Stephen.Index.Compressed (Stephen v1.0.0)

Compressed document index using residual compression.

Combines PLAID-style centroid indexing with ColBERTv2 residual compression for memory-efficient storage while maintaining retrieval quality.

Instead of storing full float32 embeddings (~512 bytes per token), stores:

Centroid ID (2 bytes)
Quantized residual (dim bytes at 8 bits)

This achieves ~4-6x compression ratio.

Usage

# Train compression on document embeddings
index = Stephen.Index.Compressed.new(embedding_dim: 128)
index = Stephen.Index.Compressed.train(index, all_doc_embeddings)

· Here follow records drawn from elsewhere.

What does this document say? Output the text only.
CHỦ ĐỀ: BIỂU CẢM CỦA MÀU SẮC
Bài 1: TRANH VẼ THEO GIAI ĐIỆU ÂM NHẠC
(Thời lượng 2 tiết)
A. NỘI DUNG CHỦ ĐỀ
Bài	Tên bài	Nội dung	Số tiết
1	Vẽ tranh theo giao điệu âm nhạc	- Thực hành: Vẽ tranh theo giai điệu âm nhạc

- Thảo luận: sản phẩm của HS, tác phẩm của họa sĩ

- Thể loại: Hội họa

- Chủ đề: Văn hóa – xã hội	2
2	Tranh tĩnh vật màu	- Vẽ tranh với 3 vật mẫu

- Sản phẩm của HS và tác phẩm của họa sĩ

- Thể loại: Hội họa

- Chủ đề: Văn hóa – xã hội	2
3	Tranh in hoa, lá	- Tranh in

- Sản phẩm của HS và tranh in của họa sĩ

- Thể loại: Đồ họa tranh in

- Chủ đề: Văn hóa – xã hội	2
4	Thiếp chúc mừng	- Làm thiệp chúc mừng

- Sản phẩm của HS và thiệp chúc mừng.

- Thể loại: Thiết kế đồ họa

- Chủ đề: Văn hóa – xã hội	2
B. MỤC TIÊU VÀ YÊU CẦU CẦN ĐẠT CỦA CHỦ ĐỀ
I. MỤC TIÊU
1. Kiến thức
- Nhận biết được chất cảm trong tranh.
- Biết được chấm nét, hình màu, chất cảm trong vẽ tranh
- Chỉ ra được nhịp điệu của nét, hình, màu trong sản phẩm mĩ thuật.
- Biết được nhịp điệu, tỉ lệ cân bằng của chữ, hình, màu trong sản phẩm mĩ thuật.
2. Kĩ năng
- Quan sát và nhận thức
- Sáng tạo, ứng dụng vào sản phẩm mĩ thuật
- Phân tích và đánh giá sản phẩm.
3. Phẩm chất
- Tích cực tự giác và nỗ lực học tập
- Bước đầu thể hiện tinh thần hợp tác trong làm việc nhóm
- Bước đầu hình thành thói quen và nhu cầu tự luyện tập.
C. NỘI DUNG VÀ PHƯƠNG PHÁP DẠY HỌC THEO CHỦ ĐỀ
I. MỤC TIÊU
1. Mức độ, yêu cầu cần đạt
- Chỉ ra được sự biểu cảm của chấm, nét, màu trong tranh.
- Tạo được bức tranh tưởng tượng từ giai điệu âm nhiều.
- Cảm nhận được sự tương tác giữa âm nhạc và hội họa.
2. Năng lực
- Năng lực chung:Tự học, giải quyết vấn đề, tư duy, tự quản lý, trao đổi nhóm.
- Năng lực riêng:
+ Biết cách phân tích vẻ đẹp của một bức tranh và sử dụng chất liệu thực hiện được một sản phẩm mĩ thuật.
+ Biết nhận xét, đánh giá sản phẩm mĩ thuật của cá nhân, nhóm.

# Add documents (stores compressed)
index = Stephen.Index.Compressed.add(index, "doc1", embeddings1)
index = Stephen.Index.Compressed.add(index, "doc2", embeddings2)

# Search (decompresses on-the-fly)
results = Stephen.Index.Compressed.search(index, query_embeddings, top_k: 10)

Summary

Types

doc_id()

t()

Functions

add(index, doc_id, embeddings)

Adds a document's embeddings to the index (stores compressed).

add_all(index, documents)

Adds multiple documents to the index.

delete(index, doc_id)

Removes a document from the index.

delete_all(index, doc_ids)

Removes multiple documents from the index.

doc_ids(index)

Returns all document IDs in the index.

get_compressed(index, doc_id)

Gets the compressed representation for a document.

get_embeddings(index, doc_id)

Gets the decompressed embeddings for a document.

has_doc?(index, doc_id)

Checks if a document exists in the index.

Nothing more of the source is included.